When in 1540 the Spanish conquistador Hermán Cortés brought tomatoes to Europe from the New World, Italian shepherds from today’s Lazio – the region around Rome –  already used to cook this recipe. There are a few different theories about its origins: some say it got its name from a swiss community that moved to Rome from the then-called “Canton of Grigioni”. I’m not a historian, but I don’t trust that story… I agree with those who say that it has been born in a tiny village called Grisciano, which is only a few kilometers away from Amatrice, the homeland of “Pasta a l’Amatriciana” or “Pasta a la Matriciana” another pillar of Italian pasta cooking tradition.

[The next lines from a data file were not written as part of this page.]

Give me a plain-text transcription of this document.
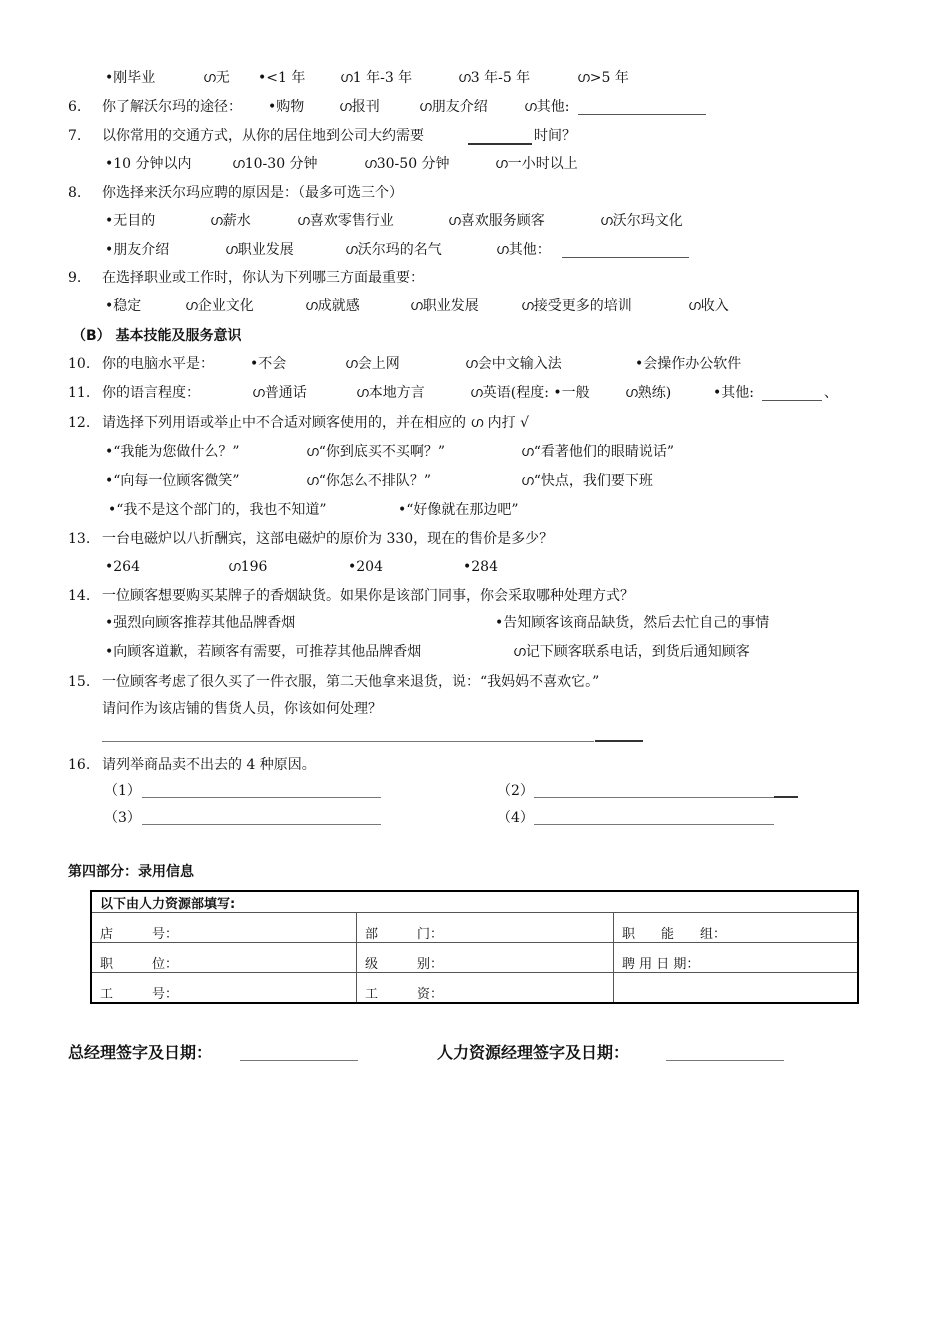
•刚毕业	ഗ无 •<1 年 ഗ1 年-3 年	ഗ3 年-5 年	ഗ>5 年
6. 你了解沃尔玛的途径： •购物 ഗ报刊	ഗ朋友介绍	ഗ其他:
7. 以你常用的交通方式，从你的居住地到公司大约需要	时间？
•10 分钟以内	ഗ10-30 分钟	ഗ30-50 分钟	ഗ一小时以上
8. 你选择来沃尔玛应聘的原因是：（最多可选三个）
•无目的	ഗ薪水	ഗ喜欢零售行业	ഗ喜欢服务顾客	ഗ沃尔玛文化
•朋友介绍	ഗ职业发展	ഗ沃尔玛的名气	ഗ其他：
9. 在选择职业或工作时，你认为下列哪三方面最重要：
•稳定	ഗ企业文化	ഗ成就感	ഗ职业发展	ഗ接受更多的培训	ഗ收入
（B） 基本技能及服务意识
10. 你的电脑水平是：	•不会	ഗ会上网	ഗ会中文输入法	•会操作办公软件
11. 你的语言程度：	ഗ普通话	ഗ本地方言	ഗ英语(程度: •一般	ഗ熟练)	•其他:	、
12. 请选择下列用语或举止中不合适对顾客使用的，并在相应的 ഗ 内打 √
•“我能为您做什么？”	ഗ“你到底买不买啊？”	ഗ“看著他们的眼睛说话”
•“向每一位顾客微笑”	ഗ“你怎么不排队？”	ഗ“快点，我们要下班
•“我不是这个部门的，我也不知道”	•“好像就在那边吧”
13. 一台电磁炉以八折酬宾，这部电磁炉的原价为 330，现在的售价是多少？
•264	ഗ196	•204	•284
14. 一位顾客想要购买某牌子的香烟缺货。如果你是该部门同事，你会采取哪种处理方式？
•强烈向顾客推荐其他品牌香烟	•告知顾客该商品缺货，然后去忙自己的事情
•向顾客道歉，若顾客有需要，可推荐其他品牌香烟	ഗ记下顾客联系电话，到货后通知顾客
15. 一位顾客考虑了很久买了一件衣服，第二天他拿来退货，说：“我妈妈不喜欢它。”
请问作为该店铺的售货人员，你该如何处理？
16. 请列举商品卖不出去的 4 种原因。
（1）	（2）
（3）	（4）
第四部分：录用信息
以下由人力资源部填写:		
店　　　号：	部　　　门：	职　　能　　组：
职　　　位：	级　　　别：	聘 用 日 期：
工　　　号：	工　　　资：	
总经理签字及日期：	人力资源经理签字及日期：
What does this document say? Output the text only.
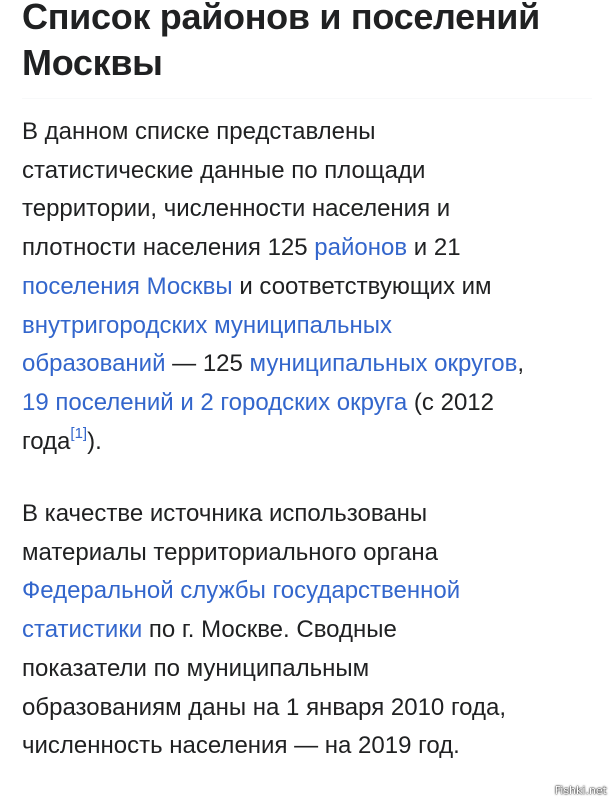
Список районов и поселений
Москвы

В данном списке представлены
статистические данные по площади
территории, численности населения и
плотности населения 125 районов и 21
поселения Москвы и соответствующих им
внутригородских муниципальных
образований — 125 муниципальных округов,
19 поселений и 2 городских округа (с 2012
года[1]).

В качестве источника использованы
материалы территориального органа
Федеральной службы государственной
статистики по г. Москве. Сводные
показатели по муниципальным
образованиям даны на 1 января 2010 года,
численность населения — на 2019 год.

Fishki.net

“La Gricia” is a very humble dish, it has just those two main ingredients: pecorino romano cheese and guanciale. Pecorino is a very tasty sheep cheese, stronger than parmesan cheese. Guanciale is quite easily mistaken for pancetta, but while the latter comes from the belly of the pork, guanciale comes from the cheeks and the higher part of the pork’s neck. I believe that it is translated into English as “cheek lard”. Guanciale tastes much more delicate than pancetta and the fat itself has a different consistency than pancetta’s fat. Strict food experts solemnly forbid making Gricia, Amatriciana and Carbonara with anything else but guanciale, but it has become quite common also in Italy to substitute it with pancetta without making a big deal about it.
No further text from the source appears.